To read HTML from any website say "http://www.twitter.com ".

Print the retrived HTML

Save it to a text file on local machine .

Code:

import java.net.*;

import java.io.*;

public class oddless {
    public static void main(String[] args) throws Exception {

        URL oracle = new URL("http://www.fetagracollege.org");
        BufferedReader in = new BufferedReader(new InputStreamReader(oracle.openStream()));

        OutputStream os = new FileOutputStream("/Users/Rohan/new_sourcee.txt");


        String inputLine;
        while ((inputLine = in.readLine()) != null)
            System.out.println(inputLine);
        in.close();
    }
}

Code above retrieves the data, prints it on console and saves it to a text file but mostly it retrieves only half code (because of line space in html code). It does not save the code further.

Questions:

How can I save the full html code?

Are there any other alternatives?

Answer

Leos Literak picture Leos Literak · Mar 22, 2014

I have used different approach but I received same output like you. Is not there problem on server side of this URL?

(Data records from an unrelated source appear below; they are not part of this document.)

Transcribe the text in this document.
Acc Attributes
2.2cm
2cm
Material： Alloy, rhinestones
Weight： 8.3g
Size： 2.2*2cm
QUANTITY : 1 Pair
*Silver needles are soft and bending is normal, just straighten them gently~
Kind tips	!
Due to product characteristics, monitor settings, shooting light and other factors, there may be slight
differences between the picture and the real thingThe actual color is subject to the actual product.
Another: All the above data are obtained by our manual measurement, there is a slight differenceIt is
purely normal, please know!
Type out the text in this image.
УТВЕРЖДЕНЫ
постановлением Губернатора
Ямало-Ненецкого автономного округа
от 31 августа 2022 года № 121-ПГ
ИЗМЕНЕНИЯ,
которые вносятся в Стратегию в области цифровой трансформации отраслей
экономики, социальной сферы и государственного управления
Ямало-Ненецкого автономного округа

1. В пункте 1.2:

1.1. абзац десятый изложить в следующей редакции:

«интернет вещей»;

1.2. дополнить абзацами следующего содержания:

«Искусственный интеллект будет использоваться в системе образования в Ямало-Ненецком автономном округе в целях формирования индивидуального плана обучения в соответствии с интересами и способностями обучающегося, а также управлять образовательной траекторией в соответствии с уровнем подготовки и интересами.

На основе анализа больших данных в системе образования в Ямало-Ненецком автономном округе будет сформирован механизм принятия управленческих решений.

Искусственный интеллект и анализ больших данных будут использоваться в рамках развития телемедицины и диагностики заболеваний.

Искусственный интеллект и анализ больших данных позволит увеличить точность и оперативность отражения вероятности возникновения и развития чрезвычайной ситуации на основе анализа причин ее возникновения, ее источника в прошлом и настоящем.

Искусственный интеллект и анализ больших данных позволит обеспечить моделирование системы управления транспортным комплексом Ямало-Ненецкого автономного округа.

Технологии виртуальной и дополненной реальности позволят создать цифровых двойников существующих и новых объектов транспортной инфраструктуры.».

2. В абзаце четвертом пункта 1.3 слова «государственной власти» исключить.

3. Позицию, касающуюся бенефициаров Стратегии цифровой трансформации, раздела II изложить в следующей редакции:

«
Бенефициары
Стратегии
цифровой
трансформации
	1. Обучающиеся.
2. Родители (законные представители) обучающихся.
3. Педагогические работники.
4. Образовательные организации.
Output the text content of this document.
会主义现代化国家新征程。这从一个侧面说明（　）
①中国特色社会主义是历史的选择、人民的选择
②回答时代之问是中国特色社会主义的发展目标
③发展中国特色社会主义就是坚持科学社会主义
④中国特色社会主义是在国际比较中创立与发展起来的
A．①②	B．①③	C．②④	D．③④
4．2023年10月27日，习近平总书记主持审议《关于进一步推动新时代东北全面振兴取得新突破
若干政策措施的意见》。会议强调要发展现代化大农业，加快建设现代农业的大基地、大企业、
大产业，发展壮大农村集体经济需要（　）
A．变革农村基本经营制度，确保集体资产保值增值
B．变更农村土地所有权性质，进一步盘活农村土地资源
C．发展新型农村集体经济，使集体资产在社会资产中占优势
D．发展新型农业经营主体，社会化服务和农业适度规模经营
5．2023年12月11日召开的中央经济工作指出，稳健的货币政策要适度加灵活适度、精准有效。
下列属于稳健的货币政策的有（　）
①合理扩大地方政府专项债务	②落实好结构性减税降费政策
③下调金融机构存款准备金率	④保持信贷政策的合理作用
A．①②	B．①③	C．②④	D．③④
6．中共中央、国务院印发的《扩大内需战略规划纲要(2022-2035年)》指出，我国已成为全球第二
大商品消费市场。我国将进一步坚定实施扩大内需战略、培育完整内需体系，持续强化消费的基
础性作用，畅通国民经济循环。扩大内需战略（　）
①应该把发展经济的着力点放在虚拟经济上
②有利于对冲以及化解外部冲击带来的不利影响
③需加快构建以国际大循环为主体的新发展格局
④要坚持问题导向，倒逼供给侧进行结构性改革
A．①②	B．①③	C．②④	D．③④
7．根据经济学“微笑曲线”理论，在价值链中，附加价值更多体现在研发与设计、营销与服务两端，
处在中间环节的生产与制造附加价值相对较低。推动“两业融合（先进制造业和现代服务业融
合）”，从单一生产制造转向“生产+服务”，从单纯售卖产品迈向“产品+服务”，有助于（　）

CloseableHttpClient httpclient = HttpClients.createDefault();
HttpGet httpGet = new HttpGet("http://www.fetagracollege.org");
CloseableHttpResponse response1 = httpclient.execute(httpGet);
try {
    System.out.println(response1.getStatusLine());
    HttpEntity entity1 = response1.getEntity();
    String content = EntityUtils.toString(entity1);
    System.out.println(content);
} finally {
    response1.close();
}

It finishes with:

    </table>
    <p><br>

UPDATE: This Faculty of Engineering and Technology does not have well formed home page. This content is complete, your code works well. But commentators have right, you shall use try/catch/finally block.